A promising new treatment approach is Chimeric Antigen Receptor (CAR) T-cell therapy, which programs a child’s immune cells (known as T cells) to destroy the cancer cells. This novel therapy has generated breakthrough responses in adult and children with some types of leukaemia and lymphomas.


This therapy has traditionally proved to be ineffective for neuroblastoma as the MYC oncogene, which is activated in high-risk neuroblastoma, acts to suppress CAR-T cells and reduce any effect they can have on the tumour. But Dr Alla Dolnikov and her team have identified a drug that acts as an inhibitor to the MYC oncogene, opening up the potential of the immune cells to fight the tumour.

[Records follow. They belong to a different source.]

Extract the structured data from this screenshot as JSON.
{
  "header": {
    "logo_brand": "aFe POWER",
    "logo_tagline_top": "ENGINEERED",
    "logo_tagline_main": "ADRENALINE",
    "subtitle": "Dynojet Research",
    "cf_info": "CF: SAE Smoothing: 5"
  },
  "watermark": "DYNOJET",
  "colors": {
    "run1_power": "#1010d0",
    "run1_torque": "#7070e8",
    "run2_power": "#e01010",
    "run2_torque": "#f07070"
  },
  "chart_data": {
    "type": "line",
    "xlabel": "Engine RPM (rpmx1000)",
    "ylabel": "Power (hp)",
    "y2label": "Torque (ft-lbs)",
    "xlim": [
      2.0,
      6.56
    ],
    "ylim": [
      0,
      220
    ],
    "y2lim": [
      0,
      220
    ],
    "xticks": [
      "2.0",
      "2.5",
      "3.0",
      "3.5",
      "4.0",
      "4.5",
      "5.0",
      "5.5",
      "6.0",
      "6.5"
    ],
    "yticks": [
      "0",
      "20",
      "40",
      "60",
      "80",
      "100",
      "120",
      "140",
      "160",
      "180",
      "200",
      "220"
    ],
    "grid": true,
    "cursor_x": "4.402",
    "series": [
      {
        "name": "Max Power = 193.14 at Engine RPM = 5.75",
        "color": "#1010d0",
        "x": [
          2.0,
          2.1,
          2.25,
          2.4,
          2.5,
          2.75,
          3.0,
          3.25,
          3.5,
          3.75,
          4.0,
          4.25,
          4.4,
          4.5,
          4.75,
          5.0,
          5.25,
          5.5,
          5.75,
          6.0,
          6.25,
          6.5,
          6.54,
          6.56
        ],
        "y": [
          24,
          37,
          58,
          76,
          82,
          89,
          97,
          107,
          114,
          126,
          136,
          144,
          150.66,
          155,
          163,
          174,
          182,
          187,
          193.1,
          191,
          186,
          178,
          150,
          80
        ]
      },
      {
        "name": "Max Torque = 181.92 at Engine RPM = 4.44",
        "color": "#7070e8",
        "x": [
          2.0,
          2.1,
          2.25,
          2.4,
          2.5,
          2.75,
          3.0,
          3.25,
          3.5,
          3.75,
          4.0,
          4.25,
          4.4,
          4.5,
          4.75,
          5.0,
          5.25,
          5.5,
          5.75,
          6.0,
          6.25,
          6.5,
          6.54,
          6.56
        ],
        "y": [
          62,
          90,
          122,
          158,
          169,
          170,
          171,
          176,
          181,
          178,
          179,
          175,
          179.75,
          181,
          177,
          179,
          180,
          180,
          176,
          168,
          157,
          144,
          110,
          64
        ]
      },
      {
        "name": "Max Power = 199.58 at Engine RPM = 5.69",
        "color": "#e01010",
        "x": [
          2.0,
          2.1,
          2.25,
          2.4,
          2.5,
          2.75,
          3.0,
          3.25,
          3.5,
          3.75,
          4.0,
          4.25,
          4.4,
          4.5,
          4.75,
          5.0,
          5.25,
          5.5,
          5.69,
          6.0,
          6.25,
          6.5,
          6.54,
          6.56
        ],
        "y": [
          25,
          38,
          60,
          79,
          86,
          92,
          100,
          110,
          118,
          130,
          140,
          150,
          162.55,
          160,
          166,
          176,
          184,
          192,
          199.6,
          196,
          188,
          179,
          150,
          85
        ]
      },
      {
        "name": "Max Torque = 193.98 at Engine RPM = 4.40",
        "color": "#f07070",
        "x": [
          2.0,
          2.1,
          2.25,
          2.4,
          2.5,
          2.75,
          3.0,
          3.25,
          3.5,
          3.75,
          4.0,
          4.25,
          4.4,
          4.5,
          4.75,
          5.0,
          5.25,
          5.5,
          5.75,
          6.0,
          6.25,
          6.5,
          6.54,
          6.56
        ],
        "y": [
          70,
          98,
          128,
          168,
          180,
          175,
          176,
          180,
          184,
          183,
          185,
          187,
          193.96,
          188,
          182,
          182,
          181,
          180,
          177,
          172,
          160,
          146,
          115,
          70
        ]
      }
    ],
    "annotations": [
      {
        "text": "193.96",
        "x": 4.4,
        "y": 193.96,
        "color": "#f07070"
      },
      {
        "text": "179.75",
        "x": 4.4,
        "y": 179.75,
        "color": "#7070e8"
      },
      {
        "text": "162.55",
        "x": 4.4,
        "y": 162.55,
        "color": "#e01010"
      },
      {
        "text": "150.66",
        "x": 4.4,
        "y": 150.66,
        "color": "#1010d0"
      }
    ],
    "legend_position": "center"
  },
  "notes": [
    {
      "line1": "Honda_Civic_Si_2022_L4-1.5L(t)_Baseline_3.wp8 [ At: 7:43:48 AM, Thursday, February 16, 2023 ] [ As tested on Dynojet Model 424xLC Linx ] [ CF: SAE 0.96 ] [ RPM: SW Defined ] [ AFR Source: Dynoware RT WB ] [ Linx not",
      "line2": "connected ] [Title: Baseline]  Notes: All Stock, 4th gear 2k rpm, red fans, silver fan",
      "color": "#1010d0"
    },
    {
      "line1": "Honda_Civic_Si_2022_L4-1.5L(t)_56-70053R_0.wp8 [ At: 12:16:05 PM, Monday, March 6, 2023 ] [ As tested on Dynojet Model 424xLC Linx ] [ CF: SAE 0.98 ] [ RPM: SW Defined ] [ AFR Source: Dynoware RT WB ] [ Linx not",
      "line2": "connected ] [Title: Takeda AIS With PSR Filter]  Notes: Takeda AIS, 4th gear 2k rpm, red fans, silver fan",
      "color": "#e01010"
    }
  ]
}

This project aims to expand the application of CART-cell therapy for children with high risk neuroblastoma.  It is expected that using CART-cells in combination with the identified MYC inhibitors will generate high response rates in neuroblastoma patients, similar to those observed in CART-cell therapy for leukaemias and lymphomas.  The project if successful will form the foundation for a clinical trial to assess the safety and efficacy of administration of CART-cells in combination with MYC inhibitors in neuroblastoma. The data generated using funding from Neuroblastoma Australia will provide the basis for additional funding needed to perform the appropriate validations necessary for regulatory approval and proceed with a clinical trial. 

Dr Dolnikov’s links with the Sydney Children’s and Westmead Hospital will facilitate the translation of this research into the clinic. We hope that this study will pave the way for novel immune cell therapies targeting a range of other childhood and adult cancers improving the cure rates of these cancers.